大人向けだと「永遠の出口」も私はかなり好きでした!
(読んだのが結構前なのでここには感想書いてないですけど。)
| chiekoa | 2005/07/06 6:20 PM |
コメントありがとうございます!
森さんは「アーモンド入りチョコレートのワルツ」
から好きで全作品買い集めている,わたしにとって
特別な作家さんです。
児童文学もかなりいいですよね。
10代の方たちにも評判いいようです。
DIVE!以来児童向け読み物はあまり書かれていませんが…
割と書くペースが遅い(失礼)ようなので,
新作が出ると聞くととても嬉しい今日この頃です。
| mamimix | 2005/07/08 2:22 AM |
「アーモンド入りチョコレートのワルツ」まだ未読なんですけど、文庫化されましたよね!買って読んでみようかな…。(貧乏なので文庫ばかり買うわたし。)
森さんにはずっとハートウォーミングでいて欲しいような、そうじゃないのも読みたいような、複雑です(笑)。
| chiekoa | 2005/07/08 1:54 PM |
chiekoaさん、こんにちは♪
私が言うのもなんですが、この方才能高いですよね。

直木賞のノミネートは予想してましたが、選ばれるかどうかはどうだろう・・・

読者好きって女性が多いから、セールス的には文春の二人が取るより業界全体の効果は高いような気がします。

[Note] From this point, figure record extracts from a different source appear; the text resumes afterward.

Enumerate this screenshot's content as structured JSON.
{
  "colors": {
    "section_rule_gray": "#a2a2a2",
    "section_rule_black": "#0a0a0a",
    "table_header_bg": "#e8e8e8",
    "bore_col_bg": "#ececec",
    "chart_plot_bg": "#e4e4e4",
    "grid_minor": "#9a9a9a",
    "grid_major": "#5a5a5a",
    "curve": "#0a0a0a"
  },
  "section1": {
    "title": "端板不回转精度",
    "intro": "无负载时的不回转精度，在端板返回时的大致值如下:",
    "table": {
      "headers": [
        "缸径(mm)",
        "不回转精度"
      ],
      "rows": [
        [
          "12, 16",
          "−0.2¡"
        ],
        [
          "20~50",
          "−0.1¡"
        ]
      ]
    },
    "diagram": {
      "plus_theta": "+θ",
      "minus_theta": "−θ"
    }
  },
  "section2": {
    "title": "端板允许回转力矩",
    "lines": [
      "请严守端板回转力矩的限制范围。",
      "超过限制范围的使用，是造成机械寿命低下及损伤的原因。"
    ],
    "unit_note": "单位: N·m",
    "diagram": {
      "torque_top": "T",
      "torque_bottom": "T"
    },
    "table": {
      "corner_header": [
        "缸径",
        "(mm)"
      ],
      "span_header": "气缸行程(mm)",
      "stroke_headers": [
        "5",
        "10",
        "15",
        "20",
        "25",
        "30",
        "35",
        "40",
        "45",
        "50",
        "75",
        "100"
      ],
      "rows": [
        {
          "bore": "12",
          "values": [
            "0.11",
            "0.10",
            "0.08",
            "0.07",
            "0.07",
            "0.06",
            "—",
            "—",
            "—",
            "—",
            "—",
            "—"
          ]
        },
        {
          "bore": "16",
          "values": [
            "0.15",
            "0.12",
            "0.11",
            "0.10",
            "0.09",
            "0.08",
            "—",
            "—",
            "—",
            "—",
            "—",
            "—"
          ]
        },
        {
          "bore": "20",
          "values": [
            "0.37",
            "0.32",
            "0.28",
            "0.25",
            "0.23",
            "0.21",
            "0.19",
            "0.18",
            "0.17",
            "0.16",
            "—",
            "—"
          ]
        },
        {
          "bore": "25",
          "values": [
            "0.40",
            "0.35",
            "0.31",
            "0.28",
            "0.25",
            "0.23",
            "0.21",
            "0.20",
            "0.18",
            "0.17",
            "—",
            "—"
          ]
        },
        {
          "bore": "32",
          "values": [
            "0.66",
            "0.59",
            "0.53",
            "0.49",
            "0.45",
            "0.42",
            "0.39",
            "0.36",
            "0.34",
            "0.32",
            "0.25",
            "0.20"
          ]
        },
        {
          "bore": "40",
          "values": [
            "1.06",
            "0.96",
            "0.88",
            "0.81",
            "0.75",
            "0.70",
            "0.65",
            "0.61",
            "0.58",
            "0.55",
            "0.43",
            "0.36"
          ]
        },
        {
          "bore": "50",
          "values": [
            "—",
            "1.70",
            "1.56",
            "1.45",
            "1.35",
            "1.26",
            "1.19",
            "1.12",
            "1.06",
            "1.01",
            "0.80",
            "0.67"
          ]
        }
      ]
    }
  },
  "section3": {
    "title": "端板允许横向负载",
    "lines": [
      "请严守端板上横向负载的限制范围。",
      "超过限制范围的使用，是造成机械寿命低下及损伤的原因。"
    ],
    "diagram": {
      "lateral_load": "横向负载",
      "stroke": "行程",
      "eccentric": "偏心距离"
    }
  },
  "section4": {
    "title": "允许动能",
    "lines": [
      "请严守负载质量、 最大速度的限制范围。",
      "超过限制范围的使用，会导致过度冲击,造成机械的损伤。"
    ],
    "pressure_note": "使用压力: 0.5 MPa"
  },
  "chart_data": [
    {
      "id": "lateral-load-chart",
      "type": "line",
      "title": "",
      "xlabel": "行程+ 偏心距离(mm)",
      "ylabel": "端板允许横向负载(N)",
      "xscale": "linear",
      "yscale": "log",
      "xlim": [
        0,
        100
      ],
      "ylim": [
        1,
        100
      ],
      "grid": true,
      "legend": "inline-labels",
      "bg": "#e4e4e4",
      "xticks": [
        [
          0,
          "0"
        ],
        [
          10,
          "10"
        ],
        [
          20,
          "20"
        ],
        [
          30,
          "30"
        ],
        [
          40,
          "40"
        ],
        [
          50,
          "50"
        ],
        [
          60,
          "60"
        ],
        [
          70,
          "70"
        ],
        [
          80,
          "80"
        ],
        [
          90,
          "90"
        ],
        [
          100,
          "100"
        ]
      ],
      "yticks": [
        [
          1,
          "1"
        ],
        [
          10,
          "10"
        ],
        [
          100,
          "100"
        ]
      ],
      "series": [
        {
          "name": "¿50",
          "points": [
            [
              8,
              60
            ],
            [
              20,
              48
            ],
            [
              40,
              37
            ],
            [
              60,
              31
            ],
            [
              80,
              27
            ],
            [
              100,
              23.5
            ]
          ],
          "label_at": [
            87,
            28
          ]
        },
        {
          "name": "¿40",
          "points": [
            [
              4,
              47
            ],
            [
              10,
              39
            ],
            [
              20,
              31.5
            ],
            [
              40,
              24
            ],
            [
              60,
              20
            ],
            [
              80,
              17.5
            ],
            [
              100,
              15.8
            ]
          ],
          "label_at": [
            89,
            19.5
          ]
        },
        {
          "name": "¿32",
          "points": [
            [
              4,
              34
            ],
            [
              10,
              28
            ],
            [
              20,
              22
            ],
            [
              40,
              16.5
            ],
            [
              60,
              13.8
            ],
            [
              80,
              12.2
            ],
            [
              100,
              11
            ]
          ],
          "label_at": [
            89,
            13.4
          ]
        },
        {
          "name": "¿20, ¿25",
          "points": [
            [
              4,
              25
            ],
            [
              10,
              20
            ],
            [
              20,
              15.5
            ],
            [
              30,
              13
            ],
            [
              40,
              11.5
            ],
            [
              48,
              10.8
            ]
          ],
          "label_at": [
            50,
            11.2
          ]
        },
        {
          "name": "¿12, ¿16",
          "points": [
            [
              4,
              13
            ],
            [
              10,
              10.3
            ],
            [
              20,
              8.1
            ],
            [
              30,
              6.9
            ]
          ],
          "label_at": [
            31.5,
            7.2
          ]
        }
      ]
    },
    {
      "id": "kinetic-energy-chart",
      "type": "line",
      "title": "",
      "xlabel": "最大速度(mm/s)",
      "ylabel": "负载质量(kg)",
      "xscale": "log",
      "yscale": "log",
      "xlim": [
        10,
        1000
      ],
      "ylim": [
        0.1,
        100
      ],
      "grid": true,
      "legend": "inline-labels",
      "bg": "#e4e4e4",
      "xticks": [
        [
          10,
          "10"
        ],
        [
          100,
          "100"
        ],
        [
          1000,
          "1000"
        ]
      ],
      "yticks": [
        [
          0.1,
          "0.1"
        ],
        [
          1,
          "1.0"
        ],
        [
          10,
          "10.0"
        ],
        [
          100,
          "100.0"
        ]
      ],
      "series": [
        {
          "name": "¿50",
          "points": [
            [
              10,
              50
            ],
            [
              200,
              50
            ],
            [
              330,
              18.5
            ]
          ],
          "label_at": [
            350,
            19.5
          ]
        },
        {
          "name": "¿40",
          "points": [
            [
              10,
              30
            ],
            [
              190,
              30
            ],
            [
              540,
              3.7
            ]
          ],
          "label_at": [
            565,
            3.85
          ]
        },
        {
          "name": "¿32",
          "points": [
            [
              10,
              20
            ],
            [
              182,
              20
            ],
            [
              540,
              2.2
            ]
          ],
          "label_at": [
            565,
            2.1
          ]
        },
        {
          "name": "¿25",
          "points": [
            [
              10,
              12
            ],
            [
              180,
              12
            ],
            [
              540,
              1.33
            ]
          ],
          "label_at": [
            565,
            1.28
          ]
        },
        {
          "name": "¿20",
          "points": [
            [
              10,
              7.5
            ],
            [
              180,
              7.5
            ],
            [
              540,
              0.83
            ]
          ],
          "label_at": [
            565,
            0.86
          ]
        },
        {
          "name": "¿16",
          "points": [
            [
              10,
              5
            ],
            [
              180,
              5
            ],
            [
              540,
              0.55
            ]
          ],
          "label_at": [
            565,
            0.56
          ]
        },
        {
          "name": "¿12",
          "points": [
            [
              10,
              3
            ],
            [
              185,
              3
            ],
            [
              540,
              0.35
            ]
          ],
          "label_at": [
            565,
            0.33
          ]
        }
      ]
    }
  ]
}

応援アンケート、是非一票投じていただけたら嬉しく思います。
| トラキチ | 2005/07/09 1:29 PM |
予想されていたとは!さすがトラキチさん…。
私は「まさかまさか!」でした!

アンケート、参加させていただきます!
| chiekoa | 2005/07/09 4:45 PM |
TB&コメントありがとうございます♪
「アーモンド入りチョコレートのワルツ」と「カラフル」が気に入っていたのですが、これは実はちょっと物足りなかったのです・・。
「永遠の出口」に期待してみます!
| june | 2005/08/17 11:36 PM |
juneさん、これはちょっと感じが違いますからね〜。
『永遠の出口』のほうが好きな感じに近いかもと思います。
(私は雑食なので両方大好きです(笑))
読まれたら感想聞かせてくださいね。楽しみにしてます!
| chiekoa | 2005/08/18 12:23 PM |
初めまして。
本当の図書館みたいにレビューがたくさんあってわくわく
しながら読んでいます。

私も森絵都ファンです。
特に『永遠の出口』『カラフル』が。

また来ます。
いっぱいT.B.して帰ります。<(_ _)>
| ☆すぅ☆ | 2005/08/21 2:54 PM |
すぅさん、はじめまして!
楽しんでくださってとてもうれしいです。
ありがとうございます!!

私も遊びにいかせていただきます。どうぞよろしくです!
| chiekoa | 2005/08/23 11:57 AM |
大きな謎や悩みで読み始めが難しかったですが、読み通すとやっぱり読んで良かった物語でした。
| 藍色 | 2006/05/19 12:12 PM |
読み始めはびっくりしますしね(笑)。
でも読後感はやっぱりハートウォーミングで、大好きです!
| chiekoa | 2006/05/19 3:25 PM |
ご無沙汰してます。TBさせてもらいました。

トラウマの小説は嫌いじゃありませんが、生き方としては、「トラウマ」とか、そういうもののせいにして生きていくのは、わたしも嫌だと思います。
そういう意味でとても共感できました。
| ひねもじら 乃太朗 | 2006/08/27 2:28 AM |
わーい!乃太郎さん!お久しぶりです。
そうなんですよね。「いい歳して他のもののせいにしてんじゃないよ!」って(男らしい私)思っちゃうので…。考え方一つだと思うのです。でもそれを変えるのが難しいんだろうなぁと思うので、このお話しはよかった!と思いました。